Cuaderno de notas
Y, sin embargo, se mueve
De pronto es como si todo hubiera valido la pena, todo por dos niños y su madre en brazos de un soldado español con una eñe que no entra por el paseo de la Castellana
Apunté en mi cuaderno cosas sobre la placa de Anatolia, la sacudida, el polvo, el susto y el silencio del primer momento después del terremoto de 7,8 en la escala de Richter en Turquía y Siria. Periódicamente, la vida nos recuerda de que va esta vaina y empieza uno las semanas contando los días que faltan para el viernes hasta que la empieza contando los muertos. Cuando uno ha pisado un número suficiente de cristales rotos, escucha una mañana que ha habido un terremoto en Siria y Turquía y que van veinte muertos y sabe que serán veinte mil. Y sabe que algunos están muertos sin haber siquiera fallecido como las estrellas cuyo brillo percibimos después de apagarse, pero al revés.

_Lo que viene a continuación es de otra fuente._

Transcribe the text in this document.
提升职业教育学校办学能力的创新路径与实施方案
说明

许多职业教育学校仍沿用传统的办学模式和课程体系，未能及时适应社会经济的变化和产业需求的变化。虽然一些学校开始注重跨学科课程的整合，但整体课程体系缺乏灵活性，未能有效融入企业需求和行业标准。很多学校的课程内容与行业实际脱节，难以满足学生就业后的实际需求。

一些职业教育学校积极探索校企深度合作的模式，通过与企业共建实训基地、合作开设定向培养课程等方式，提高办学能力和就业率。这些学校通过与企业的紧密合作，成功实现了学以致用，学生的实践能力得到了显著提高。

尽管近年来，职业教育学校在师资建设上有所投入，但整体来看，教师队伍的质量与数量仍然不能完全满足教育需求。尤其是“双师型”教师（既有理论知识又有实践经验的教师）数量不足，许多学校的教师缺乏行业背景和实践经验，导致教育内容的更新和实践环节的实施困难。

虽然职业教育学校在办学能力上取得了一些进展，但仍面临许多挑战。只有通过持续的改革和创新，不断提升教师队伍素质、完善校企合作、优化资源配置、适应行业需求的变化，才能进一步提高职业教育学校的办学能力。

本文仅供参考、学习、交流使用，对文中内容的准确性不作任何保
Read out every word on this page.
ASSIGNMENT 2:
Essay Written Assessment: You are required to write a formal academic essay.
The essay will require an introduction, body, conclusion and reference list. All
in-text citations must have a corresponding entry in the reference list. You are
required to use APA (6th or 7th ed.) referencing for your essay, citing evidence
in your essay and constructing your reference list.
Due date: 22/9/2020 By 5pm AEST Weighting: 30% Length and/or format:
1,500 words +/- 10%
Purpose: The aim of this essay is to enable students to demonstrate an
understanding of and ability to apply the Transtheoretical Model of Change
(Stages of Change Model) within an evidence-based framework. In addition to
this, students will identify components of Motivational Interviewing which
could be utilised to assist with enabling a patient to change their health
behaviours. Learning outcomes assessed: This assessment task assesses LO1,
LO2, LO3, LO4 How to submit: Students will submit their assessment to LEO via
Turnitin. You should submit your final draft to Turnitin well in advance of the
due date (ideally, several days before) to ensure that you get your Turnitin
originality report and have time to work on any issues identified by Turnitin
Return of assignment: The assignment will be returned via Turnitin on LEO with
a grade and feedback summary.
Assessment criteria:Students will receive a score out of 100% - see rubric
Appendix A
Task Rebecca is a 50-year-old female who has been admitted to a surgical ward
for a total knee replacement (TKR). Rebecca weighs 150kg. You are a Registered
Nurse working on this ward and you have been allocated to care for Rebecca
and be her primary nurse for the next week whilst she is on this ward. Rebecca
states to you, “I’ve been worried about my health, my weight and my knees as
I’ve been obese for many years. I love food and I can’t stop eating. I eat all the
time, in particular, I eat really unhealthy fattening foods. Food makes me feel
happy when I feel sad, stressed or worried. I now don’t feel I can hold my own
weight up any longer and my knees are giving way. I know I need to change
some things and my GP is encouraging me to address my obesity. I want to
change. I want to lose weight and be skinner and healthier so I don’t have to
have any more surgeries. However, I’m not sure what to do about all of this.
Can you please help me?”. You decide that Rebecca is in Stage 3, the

Porque echamos unas risas con las cosas del Gobierno y con que a Froilán lo han sacado de un after con cachimbas, pero debajo de las coñas marineras hay una memoria de muertos y de gritos en el primer silencio de después, que es el padre de todos los silencios, de todos los dolores y el ábside de las extrañas geometrías de la desgracia. Y de la esperanza, también, en Estambul arrasada y en Alepo –cascotes sobre cascotes–, en donde sacan de entre las astillas de un edificio un niño recién nacido, desmadejado pero vivo.
Traigo el instante preciso en el que los militares de la UME sacan a dos niños de entre los escombros de Nurdagi en Turquía. Han pasado cuatro días desde que el terremoto les echara en lo alto un alud de hormigón y de ladrillos. «Cuidado con la cabeza», dice uno al otro, y después baja de lo alto de un Gólgota de escombros. Entre los brazos lleva una niña cubierta por una capa del polvo del espanto y, en ese momento, a la niña la llevan noventa millones de manos, pues cada español tiene dos manos, salvo los que tienen una y los que tienen tres, que también los hay. Alguien pide «agua» con acento andaluz como de Bujalance o algo, y al fondo se grita «¡Alahu Agbar!», y se reza a Mahoma y a la Macarena, pues los dos empiezan por Ma.
Después rescatan al hermano y, una hora después, a la madre. Rescatar es una palabra tan bella: desenterrar, revivir, renacer, resucitar. Porque la bandera más bonita de todas es la bandera de la vida, pero si te digo la verdad, de pronto es como si todo hubiera valido la pena: un país entero, un ejército, un gobierno, la civilización, todo por dos niños y su madre en brazos de un soldado español con una eñe que no entra por el paseo de la Castellana, qué quieres que te diga, y una UME, que es ya una letra en sí misma, flamenca, heroica, sabia y rebonita. Lo dijo mi Margarita Robles cuando arengó a los soldados en su despedida: «Con que salvéis una vida, es suficiente». Pues salvaron a tres.
La vida es extraña en cuanto depende de que una mañana bostece el Planeta. Llamamos hogar a esta enorme roca lanzada al hiperespacio que gira sobre sí mismo a miles de kilómetros por hora y que esconde en su interior una bola de magma incandescente. Nos vamos a dormir sobre la quietud de la Tierra como si la Tierra se estuviera quieta. Y, sin embargo, se mueve.